Although investments in Game 2 paid off, we still find that 60.0% (15/25) of re-trusted promise-breakers subsequently broke their promises again in Game 2 – almost irrespective of the apologies and new adjusted promises. From specifications (3) and (4) in Table 4, it appears that neither promises adjustments, new amounts promised, nor apologies are predictive of return in Game 2. The only variable that predicts return in Game 2 is return in Game 1.
4.2.3. Distrusted As mentioned above, 16.6% of trustees (38 out of 229) were not trusted in Game 1 (see Figure 1). The source of this distrust appears to be: (i) the higher variance around the even-split point of the distribution of distrusted promises (relative to that of the distribution of trusted promises; see right panel of Figure 2), and (ii) a lower degree of default trustfulness among Game 1 distrustful investor (accounting for the fact that a sizeable number of even-split promises were rejected). In particular, in Game 1, 55.3% (21/38) of distrusted trustees promised less than $9 while another 10.5% (4/38) of them promised more than $11. As with our Game 1 predictions of trusted promises, we expect that previously distrusted trustees would adjust their Game 2 promises towards the modal and more trusted promise of $10, that these adjustments would affect decisions to invest, and that investments made based on adjusted promises would benefit both the investor and trustee.

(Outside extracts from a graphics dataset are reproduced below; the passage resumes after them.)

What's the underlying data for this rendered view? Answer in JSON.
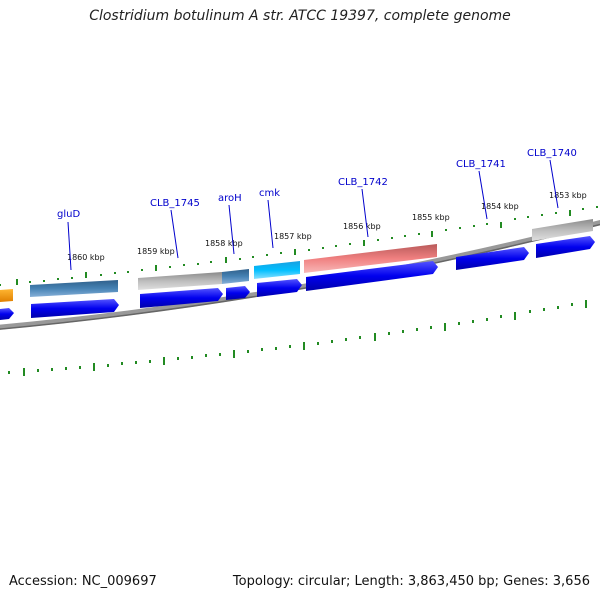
{
  "title": "Clostridium botulinum A str. ATCC 19397, complete genome",
  "footer": {
    "accession": "Accession: NC_009697",
    "topology": "Topology: circular; Length: 3,863,450 bp; Genes: 3,656"
  },
  "scale_labels": [
    "1860 kbp",
    "1859 kbp",
    "1858 kbp",
    "1857 kbp",
    "1856 kbp",
    "1855 kbp",
    "1854 kbp",
    "1853 kbp"
  ],
  "gene_labels": [
    "gluD",
    "CLB_1745",
    "aroH",
    "cmk",
    "CLB_1742",
    "CLB_1741",
    "CLB_1740"
  ],
  "colors": {
    "cds_blue": "#0000ee",
    "feature_steelblue": "#4682b4",
    "feature_gray": "#b8b8b8",
    "feature_cyan": "#00bfff",
    "feature_pink": "#f08080",
    "feature_orange": "#ff9900",
    "tick_green": "#228b22",
    "backbone_gray": "#777777",
    "label_blue": "#0000cc"
  }
}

First we evaluate whether Game 1 distrusted trustees adjust their promises as we expected, and if adjustments of promises by Game 1 distrusted trustees affect investment decisions. Trustees who were distrusted in Game 1 promised an average of $8.92 in Game 2, which is similar to their average promise of $8.61 in Game 1 (Wilcoxon signed rank test, pvalue=0.45, n1=n2=38), yet most investors (84.2% or 32/38) who did not trust in Game 1 chose IN in Game 2. Figure 5 displays the histogram of promises made in Game 2 by the 38 trustees who were distrusted in Game 1. Distrusted trustees changed their distribution of promises towards more equal splits: 66.7% (14/21) of trustees who promised less than $9 in Game 1 increased their Game 2 promises and 100% (4/4) of trustees who promised more than $11 in Game 1 decreased their Game 2 promises. Correspondingly, among previously un-trusting investors, 92.6% (13/14) of those who received increased promises and 100% (4/4) of those who received the decreased promises chose IN in Game 2.

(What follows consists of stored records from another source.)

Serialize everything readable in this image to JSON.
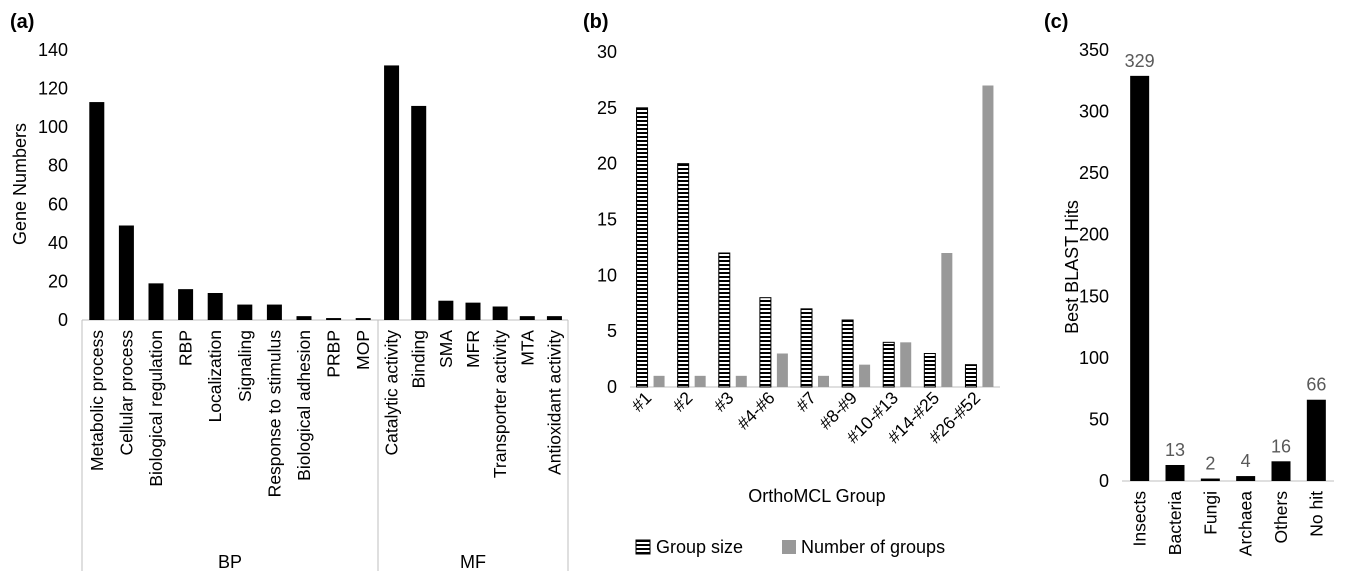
{
  "chart_data": [
    {
      "panel_label": "(a)",
      "type": "bar",
      "xlabel": "",
      "ylabel": "Gene Numbers",
      "ylim": [
        0,
        140
      ],
      "yticks": [
        0,
        20,
        40,
        60,
        80,
        100,
        120,
        140
      ],
      "grid": false,
      "groups": [
        {
          "name": "BP",
          "categories": [
            "Metabolic process",
            "Cellular process",
            "Biological regulation",
            "RBP",
            "Localization",
            "Signaling",
            "Response to stimulus",
            "Biological adhesion",
            "PRBP",
            "MOP"
          ],
          "values": [
            113,
            49,
            19,
            16,
            14,
            8,
            8,
            2,
            1,
            1
          ]
        },
        {
          "name": "MF",
          "categories": [
            "Catalytic activity",
            "Binding",
            "SMA",
            "MFR",
            "Transporter activity",
            "MTA",
            "Antioxidant activity"
          ],
          "values": [
            132,
            111,
            10,
            9,
            7,
            2,
            2
          ]
        }
      ],
      "color": "#000000"
    },
    {
      "panel_label": "(b)",
      "type": "bar",
      "xlabel": "OrthoMCL Group",
      "ylabel": "",
      "ylim": [
        0,
        30
      ],
      "yticks": [
        0,
        5,
        10,
        15,
        20,
        25,
        30
      ],
      "grid": false,
      "categories": [
        "#1",
        "#2",
        "#3",
        "#4-#6",
        "#7",
        "#8-#9",
        "#10-#13",
        "#14-#25",
        "#26-#52"
      ],
      "series": [
        {
          "name": "Group size",
          "values": [
            25,
            20,
            12,
            8,
            7,
            6,
            4,
            3,
            2
          ],
          "pattern": "horizontal-stripes",
          "color": "#000000"
        },
        {
          "name": "Number of groups",
          "values": [
            1,
            1,
            1,
            3,
            1,
            2,
            4,
            12,
            27
          ],
          "color": "#999999"
        }
      ],
      "legend_position": "bottom"
    },
    {
      "panel_label": "(c)",
      "type": "bar",
      "xlabel": "",
      "ylabel": "Best BLAST Hits",
      "ylim": [
        0,
        350
      ],
      "yticks": [
        0,
        50,
        100,
        150,
        200,
        250,
        300,
        350
      ],
      "grid": false,
      "categories": [
        "Insects",
        "Bacteria",
        "Fungi",
        "Archaea",
        "Others",
        "No hit"
      ],
      "values": [
        329,
        13,
        2,
        4,
        16,
        66
      ],
      "data_labels": [
        "329",
        "13",
        "2",
        "4",
        "16",
        "66"
      ],
      "color": "#000000"
    }
  ]
}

Next, we analyze whether new trust in previously distrusted trustees can be statistically attributed to how distrusted trustees utilized messages and adjusted promises. We expect that distrusted trustees would construct longer messages (to persuade investors to choose IN in Game
2) than trustees who had already established reputations of trustworthiness. Table C2 in Appendix C reports the messages that were sent by 38 trustees who were distrusted in Game 1.

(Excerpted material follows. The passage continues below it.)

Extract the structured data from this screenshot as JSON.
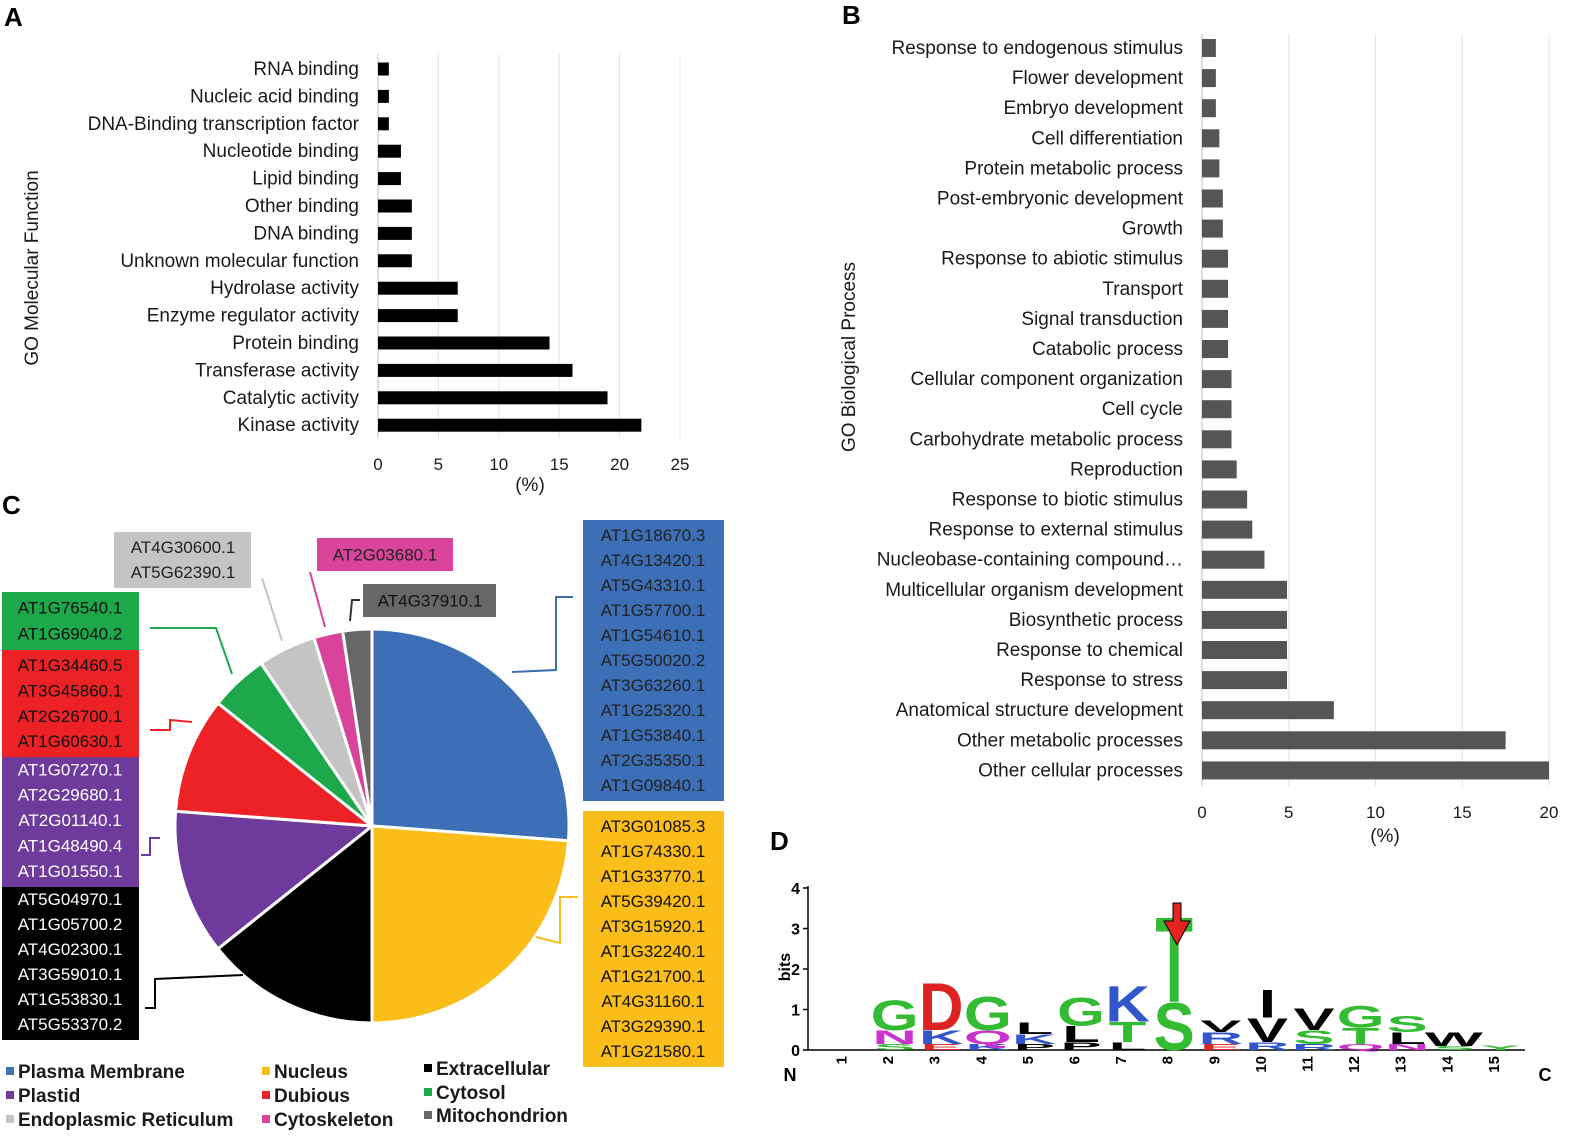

Analyzing these messages, we find that 94.7% (36/38) of the messages used by distrusted trustees have some content. Messages from Game 1 distrusted trustees contain more words than messages from Game 1 promise-keepers (M1=26.58 (SD1=24.83) versus M2=11.41 (SD2=11.94);
Wilcoxon rank-sum test, p0.01, n1=38, n2=155). These data suggest that distrusted trustees use both promise adjustments towards 50/50 divisions of income and longer messages to persuade investors to trust them. The estimation of specification (1) in Table 5 indicates that the investment decision in Game 2 is positively correlated with the amount of $10 promised in Game 2 (p-value=0.06), but that message length is not significant. The Game 2 rate of trust-extension for Game 1 distrustful investors was 84.2% (32/38). This is very similar to the original unconditional investment rate of 83.4% in Game 1.